The TLS 1.3 0-RTT mode enables a client reconnecting to a server to send encrypted application-layer data in “0-RTT” (“zero round-trip time”), without the need for a prior interactive handshake. This fundamentally requires the server to reconstruct the previous session’s encryption secrets upon receipt of the client’s first message. The standard techniques to achieve this are session caches or, alternatively, session tickets. The former provides forward security and resistance against replay attacks, but requires a large amount of server-side storage. The latter requires negligible storage, but provides no forward security and is known to be vulnerable to replay attacks. In this paper, we first formally define session resumption protocols as an abstract perspective on mechanisms like session caches and session tickets. We give a new generic construction that provably provides forward security and replay resilience, based on puncturable pseudorandom functions (PPRFs). We show that our construction can immediately be used in TLS 1.3 0-RTT and deployed unilaterally by servers, without requiring any changes to clients or the protocol. To this end, we present a generic composition of our new construction with TLS 1.3 and prove its security. This yields the first construction that achieves forward security for all messages, including the 0-RTT data. We then describe two new constructions of PPRFs, which are particularly suitable for use for forward-secure and replay-resilient session resumption in TLS 1.3. The first construction is based on the strong RSA assumption. Compared to standard session caches, for “128-bit security” it reduces the required server storage by a factor of almost 20, when instantiated in a way such that key derivation and puncturing together are cheaper on average than one full exponentiation in an RSA group. Hence, a 1 GB session cache can be replaced with only about 51 MBs of storage, which significantly reduces the amount of secure memory required. For larger security parameters or in exchange for more expensive computations, even larger storage reductions are achieved. The second construction combines a standard binary tree PPRF with a new “domain extension” technique. For a reasonable choice of parameters, this reduces the required storage by a factor of up to 5 compared to a standard session cache. It employs only symmetric cryptography, is suitable for high-traffic scenarios, and can serve thousands of tickets per second.

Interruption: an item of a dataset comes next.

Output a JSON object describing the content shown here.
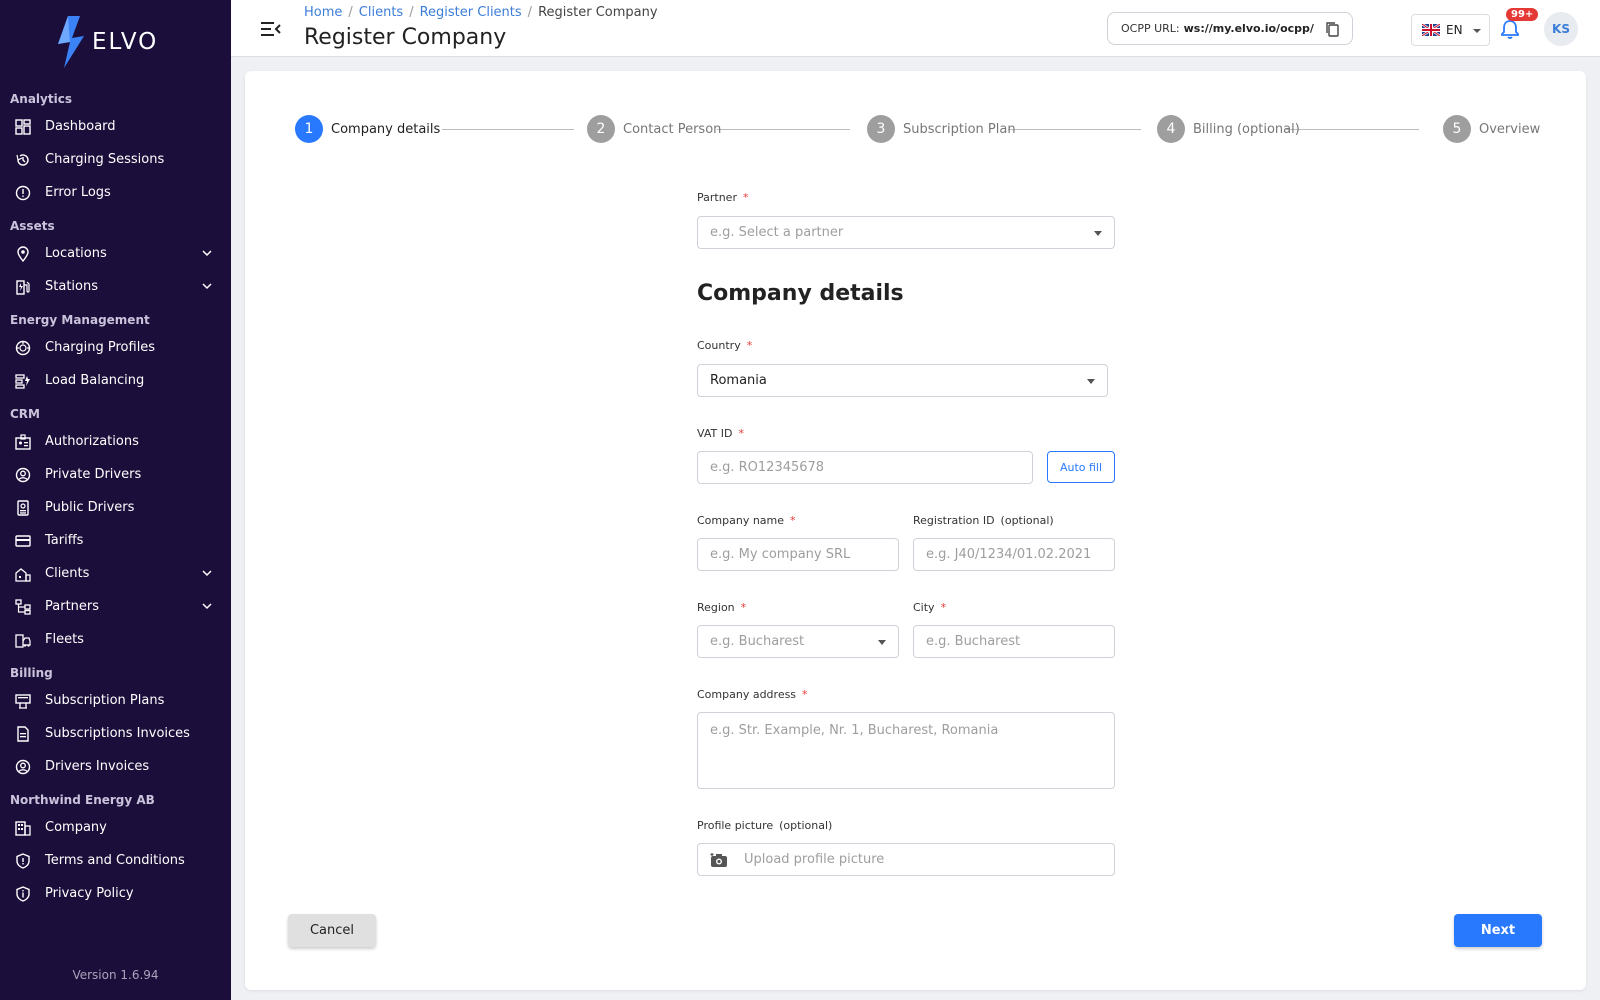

TLS 1.3 0-RTT模式使客户端可以重新连接到服务器，从而以“ 0-RTT”（“零往返时间”）发送加密的应用程序层数据，而无需事先进行交互式握手。从根本上讲，这要求服务器在接收到客户端的第一条消息后，重新构建先前会话的加密机密。实现此目的的标准技术是会话缓存或会话票证。前者提供了向前的安全性并可以抵抗重放攻击，但是需要大量的服务器端存储。后者所需的存储空间可忽略不计，但没有提供前向安全性，并且已知容易受到重放攻击。在本文中，我们首先正式定义会话恢复协议作为会话缓存和会话票证等机制的抽象观点。我们提供了一种新的通用构造，该构造基于可穿孔的伪随机函数（PPRF）可证明提供前向安全性和重播弹性。我们证明了我们的构造可以立即用于TLS 1.3 0-RTT中，并可以由服务器单方面部署，而无需对客户端或协议进行任何更改。为此，我们介绍了使用TLS 1.3的新构造的一般组成，并证明了其安全性。这产生了第一种结构，该结构实现了所有人的向前安全性消息，包括0-RTT数据。然后，我们描述PPRF的两种新结构，它们特别适合用于TLS 1.3中的前向安全和重放恢复会话恢复。第一种构造基于强大的RSA假设。与标准会话缓存相比，对于“ 128位安全性”，在实例化时，它使所需的服务器存储量减少了将近20倍，从而使密钥派生和打孔在一起的平均费用要比RSA组中的一个完整指数便宜。 。因此，一个1 GB的会话缓存只能用大约51 MB的存储空间代替，这大大减少了所需的安全内存量。对于更大的安全性参数或换取更昂贵的计算，甚至可以实现更大的存储量减少。第二种结构将标准的二叉树PPRF与新的“域扩展”技术结合在一起。为合理选择参数，与标准会话缓存相比，这最多可将所需的存储减少5倍。它仅采用对称加密，适用于高流量情况，并且每秒可处理数千张票证。